Indirectly (not recommended)
CLICK ME!
Install the PCGR Python component on your local machine. Only requirement is Python > 3.6. We would strongly advise to install it in a virtual Python environment with conda (or virtualenv) (read the previous sections for how to install conda).

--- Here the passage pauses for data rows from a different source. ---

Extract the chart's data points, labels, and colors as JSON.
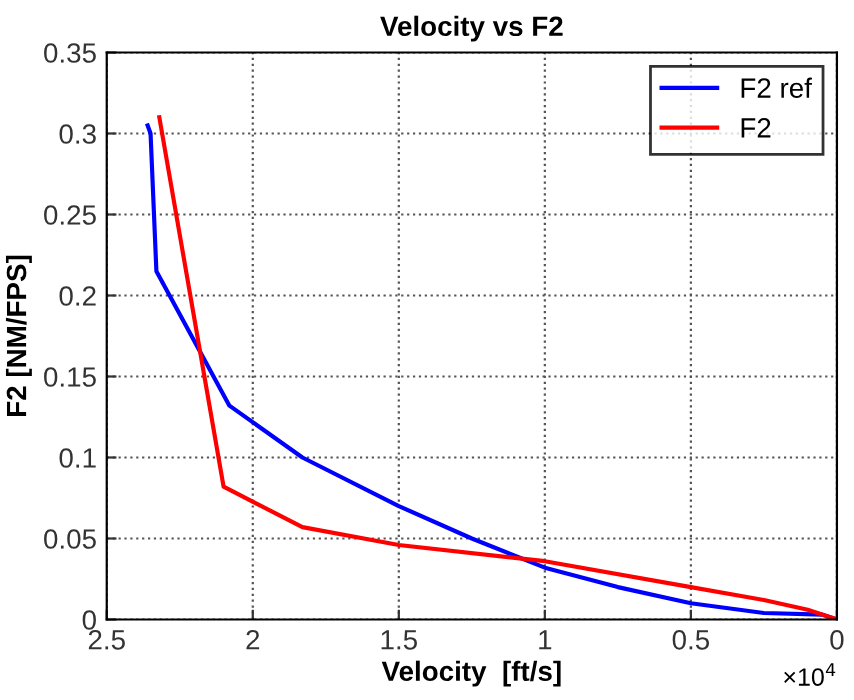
{
  "chart_data": {
    "type": "line",
    "title": "Velocity vs F2",
    "xlabel": "Velocity  [ft/s]",
    "ylabel": "F2 [NM/FPS]",
    "annotations": [
      "×10$^{4}$"
    ],
    "series": [
      {
        "name": "F2 ref",
        "color": "#0000ff",
        "x": [
          2.36,
          2.35,
          2.33,
          2.08,
          1.83,
          1.5,
          1.25,
          1.0,
          0.75,
          0.5,
          0.25,
          0.05,
          0
        ],
        "values": [
          0.305,
          0.3,
          0.215,
          0.132,
          0.1,
          0.07,
          0.05,
          0.032,
          0.02,
          0.01,
          0.004,
          0.003,
          0.0
        ]
      },
      {
        "name": "F2",
        "color": "#ff0000",
        "x": [
          2.32,
          2.1,
          1.83,
          1.5,
          1.0,
          0.5,
          0.25,
          0.1,
          0
        ],
        "values": [
          0.31,
          0.082,
          0.057,
          0.046,
          0.036,
          0.02,
          0.012,
          0.006,
          0.0
        ]
      }
    ],
    "xlim": [
      2.5,
      0
    ],
    "xticks": [
      2.5,
      2,
      1.5,
      1,
      0.5,
      0
    ],
    "ylim": [
      0,
      0.35
    ],
    "yticks": [
      0,
      0.05,
      0.1,
      0.15,
      0.2,
      0.25,
      0.3,
      0.35
    ],
    "grid": true,
    "legend": "top right",
    "line_style": "solid"
  }
}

Or else it will (probably) use your system’s default Python and you’ll end up in a situation like https://xkcd.com/1987/. Here’s an example using conda/mamba, with only Python 3.7 as a dependency:
(base) $ mamba create -n pcgr_docker_env -c conda-forge python=3.7
(base) $ conda activate pcgr_docker_env
(pcgr_docker_env) $ which python
/Users/you/miniconda3/envs/pcgr_docker_env/bin/python
(pcgr_docker_env) $ cd /Users/you/dir4/PCGR
(pcgr_docker_env) $ pip install -e .
Obtaining file:///Users/you/dir4/PCGR
Preparing metadata (setup.py) ... done
Installing collected packages: pcgr
Running setup.py develop for pcgr
Successfully installed pcgr-X.X.X
(pcgr_docker_env) $ which pcgr
/Users/you/miniconda3/envs/pcgr_docker/bin/pcgr
(pcgr_docker_env) $ pcgr --version
pcgr X.X.X
You should now be all set up to run PCGR from within that
pcgr_docker_env
conda environment! Here’s an example
command:
(pcgr_docker_env) $ pcgr \
--input_vcf "/Users/you/dir1/tumor_sample.BRCA.vcf.gz" \
--pcgr_dir "/Users/you/dir2/data" \
--output_dir "/Users/you/dir3/pcgr_outputs" \
--genome_assembly "grch38" \
--sample_id "SampleB" \
--assay "WGS"
- Note that we do not specify the
--no_docker
option. PCGR will automatically look for the more recent Docker container on your machine, and then run the above command inside it indirectly. - Also note the path mappings. You’re using the actual host (your machine’s) paths, not the container paths.